Broader Rollout Plans

Meanwhile, the government has launched a ten-week public review on its plans to expand the use of biometric scanning systems. The minister for police the relevant minister has labeled the technology as the “biggest breakthrough since genetic fingerprinting”.

Criticism from Advisors and Monitors

The chair of a police oversight board, chair of the advisory panel for the national policing equality strategy, commented: “We observed scant consideration through race action plan meetings of the technology deployment despite clear relevance with the plan’s concerns.

“This disclosure show yet again that the anti-racism commitments policing has undertaken via the equality initiative are failing to be integrated into wider practice. Our reports have cautioned that innovative tools are being rolled out in a context where ethnic inequalities, weak scrutiny and poor data collection already persist.

“Any use of this technology must adhere to rigorous official guidelines, be independently scrutinised, and prove it diminishes rather than exacerbates racial disparity.”

Official Statement

A government representative stated: “We takes the findings of the study seriously and we have implemented changes.
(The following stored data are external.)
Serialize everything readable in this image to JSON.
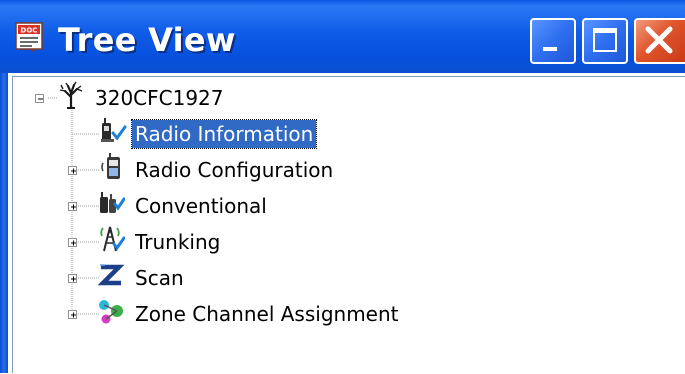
{
  "window": {
    "title": "Tree View",
    "app_icon": "doc-icon",
    "buttons": [
      "minimize-icon",
      "maximize-icon",
      "close-icon"
    ]
  },
  "tree": {
    "root": {
      "label": "320CFC1927",
      "icon": "tree-icon",
      "expanded": true
    },
    "children": [
      {
        "label": "Radio Information",
        "icon": "radio-info-icon",
        "expandable": false,
        "selected": true
      },
      {
        "label": "Radio Configuration",
        "icon": "radio-config-icon",
        "expandable": true,
        "selected": false
      },
      {
        "label": "Conventional",
        "icon": "conventional-icon",
        "expandable": true,
        "selected": false
      },
      {
        "label": "Trunking",
        "icon": "trunking-icon",
        "expandable": true,
        "selected": false
      },
      {
        "label": "Scan",
        "icon": "scan-icon",
        "expandable": true,
        "selected": false
      },
      {
        "label": "Zone Channel Assignment",
        "icon": "zone-channel-icon",
        "expandable": true,
        "selected": false
      }
    ]
  },
  "colors": {
    "titlebar": "#0a56e6",
    "close_button": "#e0552c",
    "selection": "#316ac5"
  }
}
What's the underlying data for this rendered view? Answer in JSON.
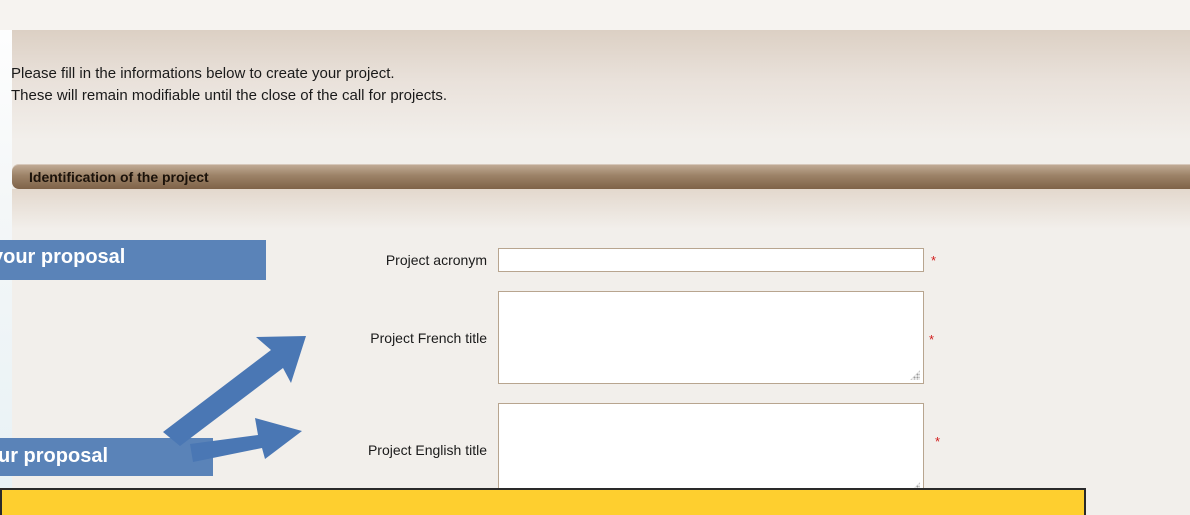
{
  "intro": {
    "line1": "Please fill in the informations below to create your project.",
    "line2": "These will remain modifiable until the close of the call for projects."
  },
  "section": {
    "title": "Identification of the project"
  },
  "fields": {
    "acronym": {
      "label": "Project acronym",
      "value": "",
      "required_mark": "*"
    },
    "french_title": {
      "label": "Project French title",
      "value": "",
      "required_mark": "*"
    },
    "english_title": {
      "label": "Project English title",
      "value": "",
      "required_mark": "*"
    }
  },
  "callouts": {
    "first": "your proposal",
    "second": "ur proposal"
  },
  "colors": {
    "panel_bg": "#f2efeb",
    "section_header": "#9d8368",
    "input_border": "#b8a58f",
    "required_star": "#d11b1b",
    "callout_bg": "#5a83b8",
    "arrow": "#4a77b4",
    "note_bg": "#fecf2f"
  }
}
A new algorithm has been externally evaluated and procured, which has demonstrated no measurable discrimination. It will be tested early next year and will be undergo further assessment.

“Our priority is ensuring public safety. This revolutionary tool will support officers to apprehend and prosecute offenders. There is human involvement in every step of the procedure and no further action would be taken without specialist personnel meticulously examining the output.”

Danny Cochran
Danny Cochran

A seasoned financial journalist with over a decade of experience covering global markets and economic trends.